Adobe Golive file - Win32:Warezov-BXI [Wrm] - since iAVS update on 24th May?

Hello there,

Since updating the iAVS database on the 24th May 2007 (which I do every day) Avast has reported this file below as a virus.

C:\Program Files\Adobe\Adobe Golive CS\GoImage.dll

virus - Win32:Warezov-BXI [Wrm]


vps version - 000743-3, 24/05/2007

I have tried a full system scan and no other files are infected, but evertime I install golive again after completely uninstalling Avast reports the same virus.

Is this a false alarm?

Hello Hdice,

Easy to tell if you upload the file in question to either virusscan.jotti.org/de or http://www.virustotal.com/en/indexf.html
If more than one of the scanners flag the uploaded file GoImage.dll as malware you have to reconsider, else it is certainly a FP.

polonus

Both of the scanners you mention above dont let me upload the file, saying - 0kb uploaded.

I tried sending the file via outlook express to the virustotal.com email scan instead but outlook said it couldnt find the file??

Doesn’t make any sense?

Whichever scanner you use, you can’t do this with the file in the chest, you will need to move it out.

If it is indeed a false positive, add it to the exclusions lists (Standard Shield, Customize, Advanced, Add and Program Settings, Exclusions) and Restore it to its original location, periodically check it (scan it in the chest), there should still be a copy in the chest even though you restored it to the original location. When it is no longer detected then you can also remove it from the Standard Shield and Program Settings, exclusions.

Send the sample to virus@avast.com zipped and password protected with password in email body and false positive/undetected malware in the subject. Or you can also add the file to the User Files (File, Add) section of the avast chest where it can do no harm and send it from there (select the file, right click, email to Alwil Software). No need to zip and PW protect when the sample is sent from chest.

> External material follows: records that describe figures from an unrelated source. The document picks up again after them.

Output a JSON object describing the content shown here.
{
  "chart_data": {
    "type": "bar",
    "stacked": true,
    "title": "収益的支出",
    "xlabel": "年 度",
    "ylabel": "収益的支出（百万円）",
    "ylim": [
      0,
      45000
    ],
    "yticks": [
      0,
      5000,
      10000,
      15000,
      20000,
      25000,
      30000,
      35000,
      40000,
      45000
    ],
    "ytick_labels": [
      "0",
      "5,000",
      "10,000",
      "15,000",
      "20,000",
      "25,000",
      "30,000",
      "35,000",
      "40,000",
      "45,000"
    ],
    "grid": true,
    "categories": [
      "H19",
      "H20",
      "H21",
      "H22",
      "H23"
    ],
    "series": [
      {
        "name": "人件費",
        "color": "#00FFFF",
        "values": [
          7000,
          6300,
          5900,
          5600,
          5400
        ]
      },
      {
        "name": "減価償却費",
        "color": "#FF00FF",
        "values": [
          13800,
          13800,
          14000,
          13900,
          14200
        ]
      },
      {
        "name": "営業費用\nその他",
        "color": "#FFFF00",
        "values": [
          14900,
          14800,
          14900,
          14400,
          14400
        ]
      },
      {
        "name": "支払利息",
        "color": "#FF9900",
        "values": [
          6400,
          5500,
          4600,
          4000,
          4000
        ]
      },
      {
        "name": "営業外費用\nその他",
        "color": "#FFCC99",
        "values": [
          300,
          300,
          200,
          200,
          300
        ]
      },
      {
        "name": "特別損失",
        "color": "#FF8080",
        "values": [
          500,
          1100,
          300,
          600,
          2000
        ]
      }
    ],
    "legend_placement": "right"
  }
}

Also see False Positives, how to report it to avast! and what to do to exclude them until the problem is corrected.

If the file is not into Chest like David said, can you disable avast while sending it?

ah ha! avast was stopping the upload… thanks a lot guys for your help. Both scanners said that only Avast found it to be infected. Sounds like a false alarm …that goodness… :slight_smile: Ill check out the report false positives section and email it to help.

Cheers :slight_smile:

No problem, welcome to the forums.

As you know know the avast chest is a protected area so nothing can get in ‘or out.’